Job Failed for EON Tuner

When running the EON Tuner, I saw these errors in the traning output.

Worker deregistered: 6b2e2a34
New worker registered: 6b2e2a34
Assigning trial b8fc7c9e to worker: 6b2e2a34

  • Workers | Ready: 0 Busy: 3 Pending: 0
  • Trials | Pending: 24 Running: 3 Completed: 2 Failed:1 Retried: 32
  • Completed | DSP: 8 Learn: 2
  • Time | 1643887092

Trial failed: b8fc7c9e8e53ccfe6cdb6af7536c336a
Will retry trial b8fc7c9e8e53ccfe6cdb6af7536c336a failed: Block learn failed
Worker subprocess failed
Reporting trial failed: b8fc7c9e8e53ccfe6cdb6af7536c336a
ValueError: in user code:
return super(FuncGraph, self)._create_op_internal( # pylint: disable=protected-access
/usr/local/lib/python3.8/dist-packages/tensorflow/python/framework/op_def_library.py:748 _apply_op_helper

And it end with this:

Will retry trial edf25b23719d097099793a4496c3eaf9 failed: Block learn failed
Handling stale learn block in trial: edf25b23, inactive for: 300560
Restarting worker: 855a64c00f950f11f0f60fd77d510218

  • Workers | Ready: 0 Busy: 2 Pending: 1
  • Trials | Pending: 25 Running: 2 Completed: 2 Failed:1 Retried: 34
  • Completed | DSP: 8 Learn: 2
  • Time | 1643887448

New worker registered: 855a64c0
Assigning trial 838bcc1a to worker: 855a64c0
Will retry trial 838bcc1ad3b7a45dacc86570c6d95975 failed: Block learn failed
Worker deregistered: 855a64c0
Trial failed: 838bcc1ad3b7a45dacc86570c6d95975
/usr/local/lib/python3.8/dist-packages/tensorflow/python/framework/ops.py:3528 _create_op_internal
ValueError: in user code:
/usr/local/lib/python3.8/dist-packages/tensorflow/python/framework/op_def_library.py:748 _apply_op_helper
return super(FuncGraph, self)._create_op_internal( # pylint: disable=protected-access
raise ValueError(str(e))

Job failed (see above)

My ID is: 79256

Hello @andreas.bomholtz,

It is actually the first time I see that issue, I’ll defer to our Core Engineering team, they might have an idea of what could have happened.

Regards,

Louis

Hello @andreas.bomholtz,

@mathijs is having a look at your issue, he will probably have a fix by tomorrow.
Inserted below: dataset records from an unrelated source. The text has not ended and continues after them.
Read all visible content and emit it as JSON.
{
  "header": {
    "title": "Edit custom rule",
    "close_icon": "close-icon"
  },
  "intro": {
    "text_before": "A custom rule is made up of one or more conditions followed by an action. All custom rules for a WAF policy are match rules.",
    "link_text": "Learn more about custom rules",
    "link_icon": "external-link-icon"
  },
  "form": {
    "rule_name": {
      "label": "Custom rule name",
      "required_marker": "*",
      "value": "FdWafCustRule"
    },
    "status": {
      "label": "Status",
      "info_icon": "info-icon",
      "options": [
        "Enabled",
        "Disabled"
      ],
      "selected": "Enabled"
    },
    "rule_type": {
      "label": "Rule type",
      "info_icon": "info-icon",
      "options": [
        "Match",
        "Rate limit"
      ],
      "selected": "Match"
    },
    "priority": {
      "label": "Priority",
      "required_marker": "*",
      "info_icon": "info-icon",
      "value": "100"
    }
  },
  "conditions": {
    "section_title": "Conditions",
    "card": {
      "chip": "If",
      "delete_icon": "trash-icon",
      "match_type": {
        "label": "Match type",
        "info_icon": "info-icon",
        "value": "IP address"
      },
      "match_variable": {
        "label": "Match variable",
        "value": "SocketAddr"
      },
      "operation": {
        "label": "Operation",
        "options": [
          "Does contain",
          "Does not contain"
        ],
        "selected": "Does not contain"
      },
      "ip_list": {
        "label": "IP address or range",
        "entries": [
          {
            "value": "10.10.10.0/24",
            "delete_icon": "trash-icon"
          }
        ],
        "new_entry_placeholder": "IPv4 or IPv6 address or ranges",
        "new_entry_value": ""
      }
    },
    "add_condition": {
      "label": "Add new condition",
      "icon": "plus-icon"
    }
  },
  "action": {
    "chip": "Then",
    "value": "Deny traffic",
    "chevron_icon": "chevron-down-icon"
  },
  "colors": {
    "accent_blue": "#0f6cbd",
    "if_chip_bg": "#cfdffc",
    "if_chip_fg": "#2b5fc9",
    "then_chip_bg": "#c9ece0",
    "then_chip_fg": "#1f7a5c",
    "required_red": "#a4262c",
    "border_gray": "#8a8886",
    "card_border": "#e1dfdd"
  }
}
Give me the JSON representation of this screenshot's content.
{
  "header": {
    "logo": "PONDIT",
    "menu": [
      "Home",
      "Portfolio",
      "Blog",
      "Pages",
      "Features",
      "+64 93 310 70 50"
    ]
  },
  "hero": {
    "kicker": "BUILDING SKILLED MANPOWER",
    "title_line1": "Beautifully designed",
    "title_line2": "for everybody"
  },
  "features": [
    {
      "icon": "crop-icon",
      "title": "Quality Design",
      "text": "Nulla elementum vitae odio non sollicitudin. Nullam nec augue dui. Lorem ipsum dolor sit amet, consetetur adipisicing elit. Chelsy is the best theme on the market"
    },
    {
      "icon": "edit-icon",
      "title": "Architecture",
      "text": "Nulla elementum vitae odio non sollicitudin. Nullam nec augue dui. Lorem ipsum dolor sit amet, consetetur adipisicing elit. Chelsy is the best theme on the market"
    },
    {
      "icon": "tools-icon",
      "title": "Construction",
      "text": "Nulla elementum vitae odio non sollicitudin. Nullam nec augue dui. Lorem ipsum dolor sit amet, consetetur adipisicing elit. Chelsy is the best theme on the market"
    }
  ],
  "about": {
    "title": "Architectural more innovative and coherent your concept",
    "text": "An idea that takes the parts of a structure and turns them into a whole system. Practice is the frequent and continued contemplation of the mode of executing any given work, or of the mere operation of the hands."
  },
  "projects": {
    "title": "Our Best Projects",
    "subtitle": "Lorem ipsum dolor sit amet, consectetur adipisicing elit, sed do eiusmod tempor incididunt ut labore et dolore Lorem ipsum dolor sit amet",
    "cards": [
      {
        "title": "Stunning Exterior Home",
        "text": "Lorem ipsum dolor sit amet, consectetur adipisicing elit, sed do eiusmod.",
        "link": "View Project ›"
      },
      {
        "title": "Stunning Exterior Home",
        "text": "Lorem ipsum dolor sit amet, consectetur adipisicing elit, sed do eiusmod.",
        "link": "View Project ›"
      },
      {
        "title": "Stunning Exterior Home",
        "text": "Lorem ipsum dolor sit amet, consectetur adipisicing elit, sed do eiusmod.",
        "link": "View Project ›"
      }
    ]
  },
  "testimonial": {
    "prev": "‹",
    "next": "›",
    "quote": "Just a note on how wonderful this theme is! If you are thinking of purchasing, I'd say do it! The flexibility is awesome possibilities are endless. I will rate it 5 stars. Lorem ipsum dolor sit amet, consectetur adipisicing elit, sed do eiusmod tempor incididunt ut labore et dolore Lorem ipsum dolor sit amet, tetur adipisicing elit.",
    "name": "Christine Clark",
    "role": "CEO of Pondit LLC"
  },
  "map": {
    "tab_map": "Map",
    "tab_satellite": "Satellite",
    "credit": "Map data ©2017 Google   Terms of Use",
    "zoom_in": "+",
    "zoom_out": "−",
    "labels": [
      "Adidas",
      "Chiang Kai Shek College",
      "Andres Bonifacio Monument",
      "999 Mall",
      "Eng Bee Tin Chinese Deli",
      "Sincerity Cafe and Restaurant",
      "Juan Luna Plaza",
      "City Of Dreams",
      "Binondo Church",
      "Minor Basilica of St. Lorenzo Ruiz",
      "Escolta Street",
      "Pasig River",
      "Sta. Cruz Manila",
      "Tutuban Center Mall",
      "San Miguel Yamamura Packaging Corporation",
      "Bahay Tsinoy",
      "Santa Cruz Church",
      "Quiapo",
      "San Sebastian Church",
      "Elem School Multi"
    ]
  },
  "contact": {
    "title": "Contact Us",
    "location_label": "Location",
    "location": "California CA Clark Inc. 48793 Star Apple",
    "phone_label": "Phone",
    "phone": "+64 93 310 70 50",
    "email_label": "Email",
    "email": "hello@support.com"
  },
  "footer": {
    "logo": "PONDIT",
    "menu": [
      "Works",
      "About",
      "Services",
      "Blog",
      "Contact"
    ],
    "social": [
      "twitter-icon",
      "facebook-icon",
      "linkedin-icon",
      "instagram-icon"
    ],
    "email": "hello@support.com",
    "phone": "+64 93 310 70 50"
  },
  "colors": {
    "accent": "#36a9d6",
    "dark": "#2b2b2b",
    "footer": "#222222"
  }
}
I will let you know when it is solved. Thank you for reporting it!

Regards,

Louis

Awesome, thanks. Looking forward to the fix.

Hi @andreas.bomholtz, a fix for this issue has been deployed! Apologies for the delay, resolving this issue proved to be slightly more complex than initially anticipated.

Hi @mathijs.

No worries, I know how it is like fixing sw bugs :wink:

I will try the EON Tuner again…

I am continuing to see this issue as well. Even with previously tuned datasets.

@mathijs

Hello @tgott,

Can you share your project ID so I can have a look?

Best,

Louis

@louis hello it I am seeing it in all of my projects. here are 2 i am working on

https://studio.edgeimpulse.com/studio/212044
https://studio.edgeimpulse.com/studio/212729

Hello @tgott,

I’ve let our core engineering team know, there is indeed an issue that I can’t explain.
We’re coming back to you as soon as possible.

Best,

Louis

Is this a high priority item? I was hoping to use for a research project ending in two weeks.

@louis

Hello @tgott,

Every blocking issue is a high priority one.

I’m doing my best to get you a response and a fix or a workaround asap.

Best,

Louis

Hello @tgott,

I don’t have the final solution yet but I managed to get some results in a new project (I invited you in that project).
I figured if you Perform train / test split (at the bottom of the Dashboard page) and you increase the time per inference (in the eon tuner settings), it does get blocked.

Don’t know which action cleared the error but hopefully it can unblock you.

Best,

Louis

@louis I see the invite and the results … thank for the time and effort on this. It does get me unblocked for now. I have some more data to work into the project … I will see how this works. thank you.

1 Like